The time for polite conversations about the Covid-19 crisis is over: focus is needed on critical issues that will enable a turnaround in SA’s economy

In the Business Beyond Covid series, CEOs and other business leaders and experts in their sectors look to the future after Covid-19. What effect has the pandemic and resulting lockdown had on their industries and the SA economy as a whole? Which parts will bounce back first and which will never be the same again? Most importantly, they try to answer the question: where to from here?

To grow an economy requires sustained levels of investment of about 25% of GDP. Our current investment level of 19% of GDP is simply too low. To attract investment requires competitive, stable and predictable policy and regulatory frameworks, and a conducive operating environment to be more internationally competitive.

The question is why SA has so little productivity growth and such low investment levels. Total factor productivity growth is weak because a significant share of the economy is not open to competition, and instead is controlled in monopolistic structures owned by the state. The government owns 41% of the fixed capital stock of the economy and these industries are closed to effective private-sector competition .

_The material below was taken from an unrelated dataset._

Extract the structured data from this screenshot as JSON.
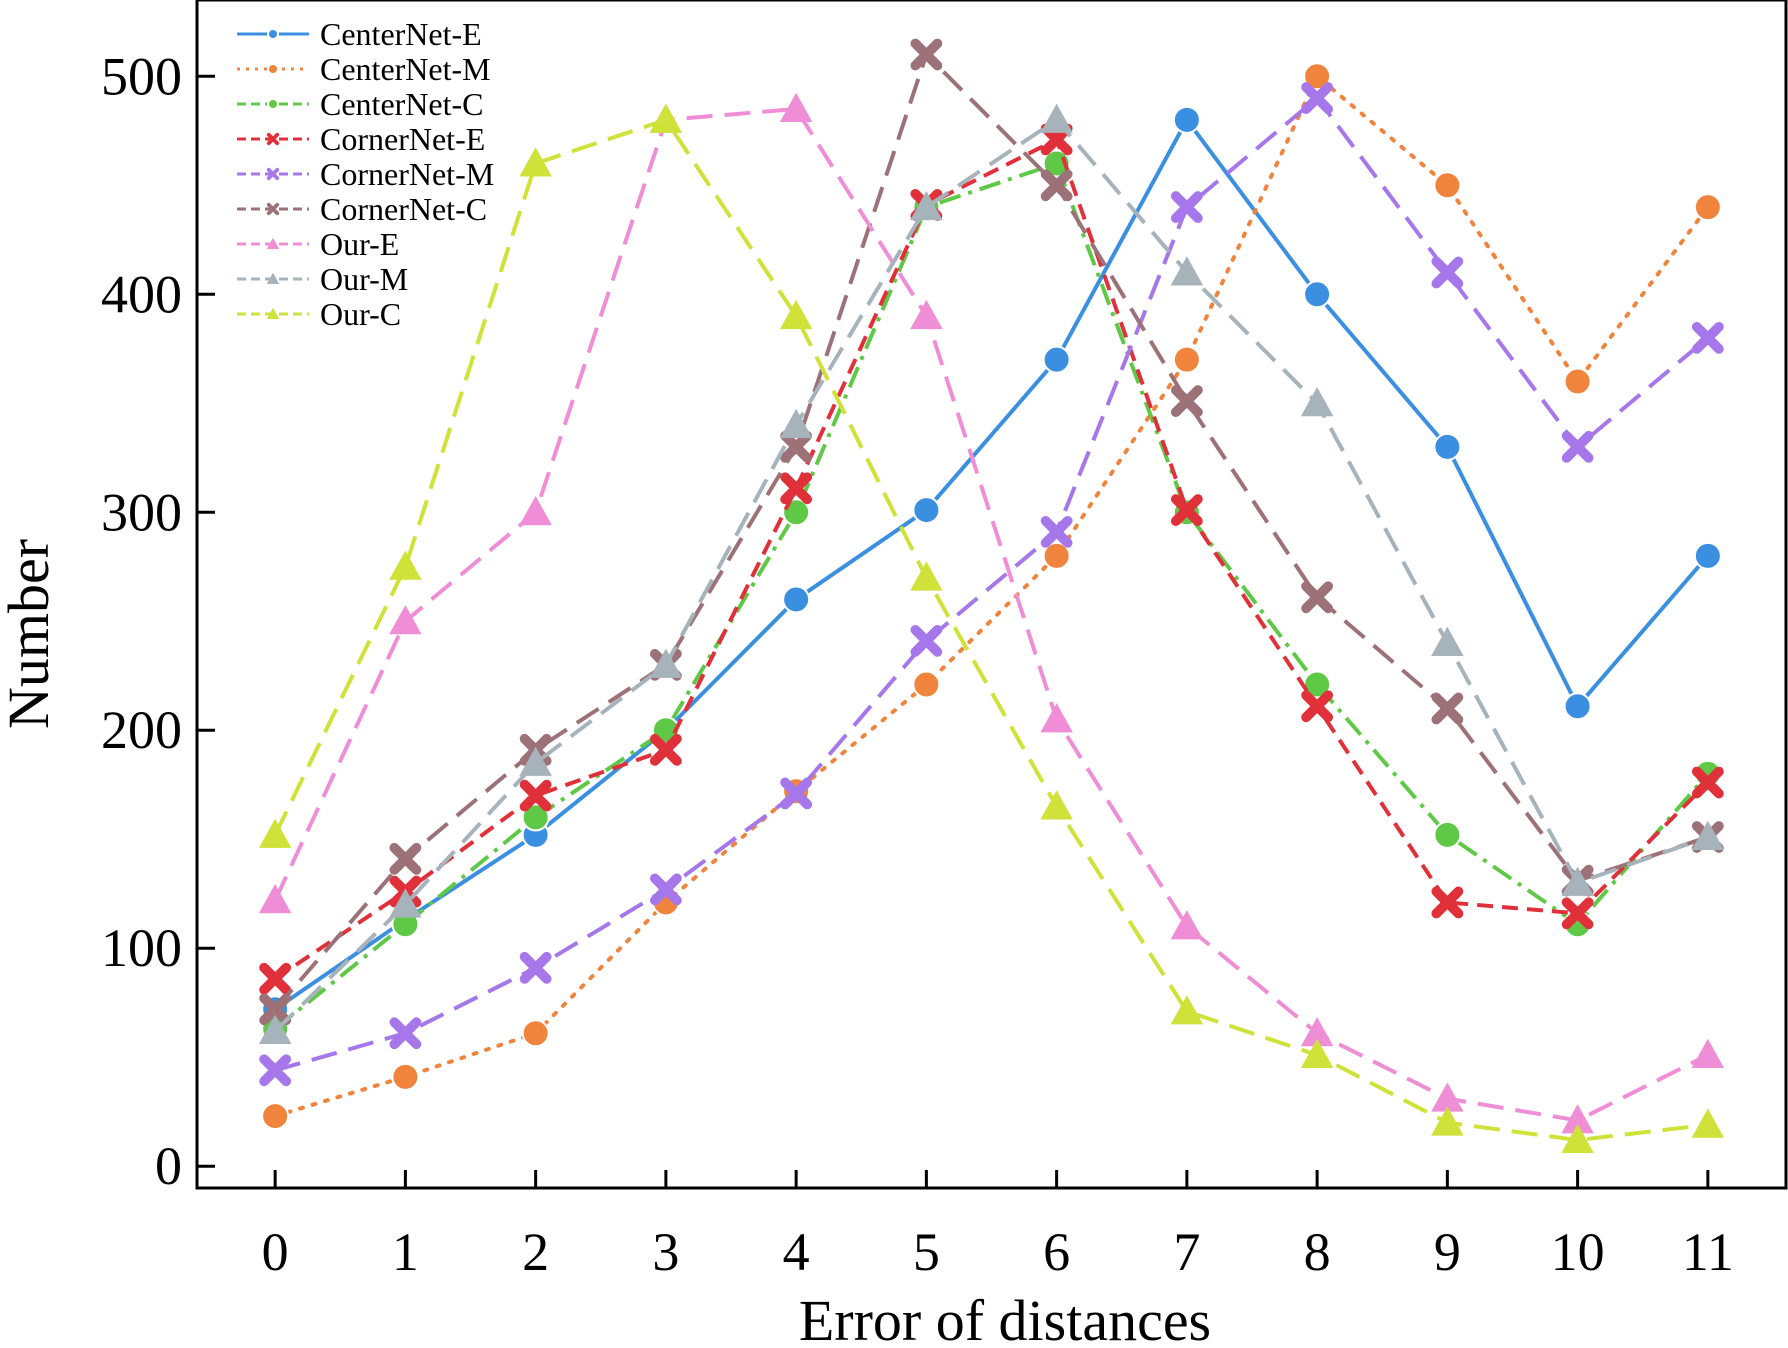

The starting point in structural reform must be the size of government, which is too large, too cumbersome, and too inefficient, acts as a huge drag on the fiscus and detracts from the competitiveness of the country. Does SA really need three tiers of government? The 1.3-million public servants at provincial and national level account for 35%, or R675bn, of the national budget — and this excludes local government.

Allowing desperately needed investment in private power for self-use and in competition with Eskom would not only diversify supply but materially improve reliability and lower prices. Mining alone has plans for more than 2GW of renewables. Just allowing private competition on electricity, rail and ports would probably improve the potential growth rate by more than two percentage points.